More ECOWAS Member States have announced financial contributions to raise the total of the regional Solidarity Fund to fight Ebola to $7.7 million

NIGERIAN is leading other member countries in Economic Community of West African States, ECOWAS, in the contribution to the Ebola regional solidarity fund. At the just-ended ECOWAS extra-ordinary summit in Accra on Ebola and Burkina Faso, Nigeria, which had earlier contributed $3.5 million to the Fund, pledged additional $1 million and affirmed its willingness to make 500 health volunteers available to help fight the disease in affected ECOWAS countries.

Cote d’Ivoire has already contributed $1 million to the fund and was joined at the summit by Senegal, which announced a contribution of $1 million. Benin pledged the equivalence of $400,000, Sierra Leone $250,000, Niger and Mali $200,000 each, and Burkina Faso $150,000.

Also during the November 6, summit, the West African Economic Monetary Union, UEMOA, presented a cheque for $1.5 million to John Dramani Mahama, chairman of the Authority of ECOWAS heads of state and government and Ghana’s president and host of the summit, to strengthen the Ebola fight in the three most affected ECOWAS member States (Guinea, Liberia and Sierra Leone).

ECOWAS has already donated $1 million to each of the three Member States within the context of the multi-sectoral coordinated response to defeat the disease.

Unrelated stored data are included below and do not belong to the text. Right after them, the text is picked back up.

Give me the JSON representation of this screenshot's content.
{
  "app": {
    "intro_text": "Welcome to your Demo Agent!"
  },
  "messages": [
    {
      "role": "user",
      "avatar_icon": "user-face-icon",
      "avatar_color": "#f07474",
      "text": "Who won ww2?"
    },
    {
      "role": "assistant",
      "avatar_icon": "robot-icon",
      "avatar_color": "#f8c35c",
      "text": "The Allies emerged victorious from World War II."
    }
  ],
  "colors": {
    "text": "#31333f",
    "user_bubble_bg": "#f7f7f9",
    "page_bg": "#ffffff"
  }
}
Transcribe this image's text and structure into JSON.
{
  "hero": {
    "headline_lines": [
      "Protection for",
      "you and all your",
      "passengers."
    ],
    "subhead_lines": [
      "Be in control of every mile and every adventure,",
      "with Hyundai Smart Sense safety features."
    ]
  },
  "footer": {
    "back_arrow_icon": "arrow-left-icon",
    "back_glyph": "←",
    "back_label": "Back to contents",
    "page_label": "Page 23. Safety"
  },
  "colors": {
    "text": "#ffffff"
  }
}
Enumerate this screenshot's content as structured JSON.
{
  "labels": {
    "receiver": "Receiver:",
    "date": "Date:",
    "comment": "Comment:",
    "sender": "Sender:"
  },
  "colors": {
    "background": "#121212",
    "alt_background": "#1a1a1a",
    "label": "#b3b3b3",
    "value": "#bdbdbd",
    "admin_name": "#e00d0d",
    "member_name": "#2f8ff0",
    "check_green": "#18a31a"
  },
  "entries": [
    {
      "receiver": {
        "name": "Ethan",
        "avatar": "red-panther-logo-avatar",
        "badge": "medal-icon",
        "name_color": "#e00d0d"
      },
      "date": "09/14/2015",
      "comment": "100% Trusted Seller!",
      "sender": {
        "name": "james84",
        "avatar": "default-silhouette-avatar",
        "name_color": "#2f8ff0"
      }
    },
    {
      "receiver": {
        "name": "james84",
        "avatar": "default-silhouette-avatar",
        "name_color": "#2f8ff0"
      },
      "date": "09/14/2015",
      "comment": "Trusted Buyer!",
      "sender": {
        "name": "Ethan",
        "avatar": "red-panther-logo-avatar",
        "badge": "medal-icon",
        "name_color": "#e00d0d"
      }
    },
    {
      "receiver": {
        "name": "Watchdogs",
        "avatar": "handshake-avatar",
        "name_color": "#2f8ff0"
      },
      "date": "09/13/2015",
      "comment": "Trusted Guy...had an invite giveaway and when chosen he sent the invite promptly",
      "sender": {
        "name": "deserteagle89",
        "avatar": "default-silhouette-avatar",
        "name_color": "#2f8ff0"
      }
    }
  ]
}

Nigeria and Senegal have been declared Ebola free by the World Health Organization, WHO, for halting the transmission chain of the outbreak which has claimed some 5,000 lives from the estimated 13,000 reported cases, mainly in the three severely affected countries.

In their Communiqué at the end of the Accra summit, the regional leaders urged Member States to contribute military personnel and logistics to enhance response capacities, support the medical staff on the field and participate in the contribution of additional treatment and isolation centres as well as ensure their security. Member States were also encouraged to provide additional medical and voluntary staff to the affected countries.

Member States were also enjoined to conduct extensive public education communication and awareness on Ebola with a view to preventing the stigmatisation of affected persons and stopping the spread of the disease. To better address sanitary crisis in the future the ECOWAS leaders called for the strengthening of national health systems, including by increasing resource allocation to health at a minimum of 15 percent of national budgets in accordance with the Abuja Declaration.

The ECOWAS Commission was also directed to take all necessary measures to set up a regional centre for disease prevention and control in West Africa and enhance health research in the region. The summit called on airlines to and maritime companies to continue operation in the affected countries and on partner countries to lift visa restrictions imposed on such countries.

The regional leaders equally urged the private sector, civil society, regional and international humanitarian and development organisations to intensify technical, financial and institutional assistance to rid the region of the Ebola scourge.